1) Pilots who witness a situation in which people are endangered:
When an aircraft commander of an aircraft witnesses a situation in which people are endangered, he shall proceed as indicated below unless it is impossible to do so or, based on the prevailing circumstances, he considers it is unnecessary to do so: [...] notify or have someone notify, as appropriate:
- the area control center (ACC), which shall in its turn notify the ARSC [...]
2) Informed of a:
a) distress message or signal When an aircraft commander intercepts a distress message or signal, or is informed by any means, he must proceed as follows in compliance with applicable telecommunications procedures [...]
b) request for assistance by message or visual signal: When an aircraft commander intercepts a request for assistance by message or by a visual signal, or learns of such a request from any source,he shall notify the appropriate control or search and rescue unit as soon as possible [...]

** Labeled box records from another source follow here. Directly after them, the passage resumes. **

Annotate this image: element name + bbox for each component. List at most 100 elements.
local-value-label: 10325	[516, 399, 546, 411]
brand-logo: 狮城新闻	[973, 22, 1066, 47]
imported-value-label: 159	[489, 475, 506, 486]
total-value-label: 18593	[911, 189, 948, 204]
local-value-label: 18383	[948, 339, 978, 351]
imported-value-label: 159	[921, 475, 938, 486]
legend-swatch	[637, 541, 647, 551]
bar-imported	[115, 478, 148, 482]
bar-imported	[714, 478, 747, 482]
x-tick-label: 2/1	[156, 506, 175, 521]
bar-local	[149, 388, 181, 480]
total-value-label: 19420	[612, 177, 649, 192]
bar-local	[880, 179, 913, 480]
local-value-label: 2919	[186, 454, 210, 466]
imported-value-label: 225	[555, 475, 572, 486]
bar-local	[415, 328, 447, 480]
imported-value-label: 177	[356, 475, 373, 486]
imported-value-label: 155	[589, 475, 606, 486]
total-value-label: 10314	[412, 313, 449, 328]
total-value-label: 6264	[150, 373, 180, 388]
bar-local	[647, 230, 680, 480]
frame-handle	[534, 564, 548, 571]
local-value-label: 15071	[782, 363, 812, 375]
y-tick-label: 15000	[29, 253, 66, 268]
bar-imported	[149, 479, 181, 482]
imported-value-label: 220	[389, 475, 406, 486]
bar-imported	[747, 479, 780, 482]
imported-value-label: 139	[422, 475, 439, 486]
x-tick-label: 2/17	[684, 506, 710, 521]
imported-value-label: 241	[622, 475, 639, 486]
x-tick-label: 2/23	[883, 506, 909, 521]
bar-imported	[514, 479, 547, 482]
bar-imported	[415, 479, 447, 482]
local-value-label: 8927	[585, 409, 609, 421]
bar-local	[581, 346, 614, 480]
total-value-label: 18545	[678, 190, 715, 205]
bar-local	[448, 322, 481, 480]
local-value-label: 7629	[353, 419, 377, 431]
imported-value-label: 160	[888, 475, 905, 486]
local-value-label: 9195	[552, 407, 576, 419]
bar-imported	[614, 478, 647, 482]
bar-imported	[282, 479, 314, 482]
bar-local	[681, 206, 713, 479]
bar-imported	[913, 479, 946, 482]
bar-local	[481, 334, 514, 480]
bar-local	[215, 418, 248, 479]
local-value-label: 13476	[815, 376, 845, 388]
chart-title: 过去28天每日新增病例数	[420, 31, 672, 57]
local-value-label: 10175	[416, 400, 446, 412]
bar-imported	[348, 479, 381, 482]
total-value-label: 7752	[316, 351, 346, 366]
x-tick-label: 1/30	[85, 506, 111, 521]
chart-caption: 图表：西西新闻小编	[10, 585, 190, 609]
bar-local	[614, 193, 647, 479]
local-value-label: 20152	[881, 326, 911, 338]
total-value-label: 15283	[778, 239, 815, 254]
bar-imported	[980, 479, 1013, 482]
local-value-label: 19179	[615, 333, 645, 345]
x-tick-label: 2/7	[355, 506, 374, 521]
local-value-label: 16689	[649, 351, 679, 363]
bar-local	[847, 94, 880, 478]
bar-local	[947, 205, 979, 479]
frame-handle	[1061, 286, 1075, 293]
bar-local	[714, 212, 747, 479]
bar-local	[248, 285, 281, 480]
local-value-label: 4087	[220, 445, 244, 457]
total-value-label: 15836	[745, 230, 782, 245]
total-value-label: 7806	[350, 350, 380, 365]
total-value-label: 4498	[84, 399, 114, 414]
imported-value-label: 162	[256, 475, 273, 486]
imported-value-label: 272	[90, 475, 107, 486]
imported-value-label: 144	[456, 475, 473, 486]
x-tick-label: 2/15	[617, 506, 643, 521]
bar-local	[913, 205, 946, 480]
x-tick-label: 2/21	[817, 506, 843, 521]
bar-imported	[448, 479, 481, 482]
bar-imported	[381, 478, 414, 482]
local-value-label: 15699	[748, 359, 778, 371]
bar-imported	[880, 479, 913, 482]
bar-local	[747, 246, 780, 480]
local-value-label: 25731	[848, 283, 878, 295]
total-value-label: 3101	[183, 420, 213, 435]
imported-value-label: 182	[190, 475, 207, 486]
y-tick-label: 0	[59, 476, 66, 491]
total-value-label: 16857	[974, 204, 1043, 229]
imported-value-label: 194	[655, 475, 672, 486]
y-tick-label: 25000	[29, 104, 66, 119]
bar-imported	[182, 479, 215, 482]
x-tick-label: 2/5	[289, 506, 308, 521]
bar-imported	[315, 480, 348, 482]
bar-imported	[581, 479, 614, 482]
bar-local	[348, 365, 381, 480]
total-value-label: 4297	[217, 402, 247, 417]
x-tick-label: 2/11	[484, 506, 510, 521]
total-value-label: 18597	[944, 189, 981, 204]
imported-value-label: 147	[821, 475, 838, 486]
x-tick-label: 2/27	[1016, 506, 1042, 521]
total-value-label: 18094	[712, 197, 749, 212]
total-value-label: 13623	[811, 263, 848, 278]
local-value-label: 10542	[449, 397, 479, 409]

3. Civil and/or criminal laws

At the State level (for an aircraft this is the country of registration), there are civil and/or criminal laws related to assistance: If someone asks for assistance when in danger, and a person denies it without a good reason, the latter is liable of failure "to assist a person in danger" or to the "duty to rescue". The idea is someone in great distress has a right to be rescued which automatically give others obligations to not abandon them.

In many countries these obligations are relevant of civil code, meaning one can be required to pay damages, but there is no criminal law associated. In some countries, this is a criminal law, e.g. in France not trying to help someone in imminent danger, and when this is possible without endangering oneself, can be punished of a five-year prison sentence. This would apply to any person, witnesses, cabin crew and cockpit crew, ATC, etc.


An important immediate action for a passenger is to note the exact time they saw the distress signal (or start a running stopwatch on a cellphone to keep track of elapsed time) and to note the direction relative to the airplane fuselage. If you can note another direction and time a couple of minutes later, so much the better. With this information and the radar or ADS-B records, search & rescue teams have a much better chance of determining the location.

Unfortunately by the time you've gotten a flight attendant's attention and they've informed the flight crew (if they're even willing to do so) the spot on the ground will probably be out of view, so without a pretty good estimate of the time you saw it the uncertainty in the location will be many tens of km - next to useless for search & rescue purposes.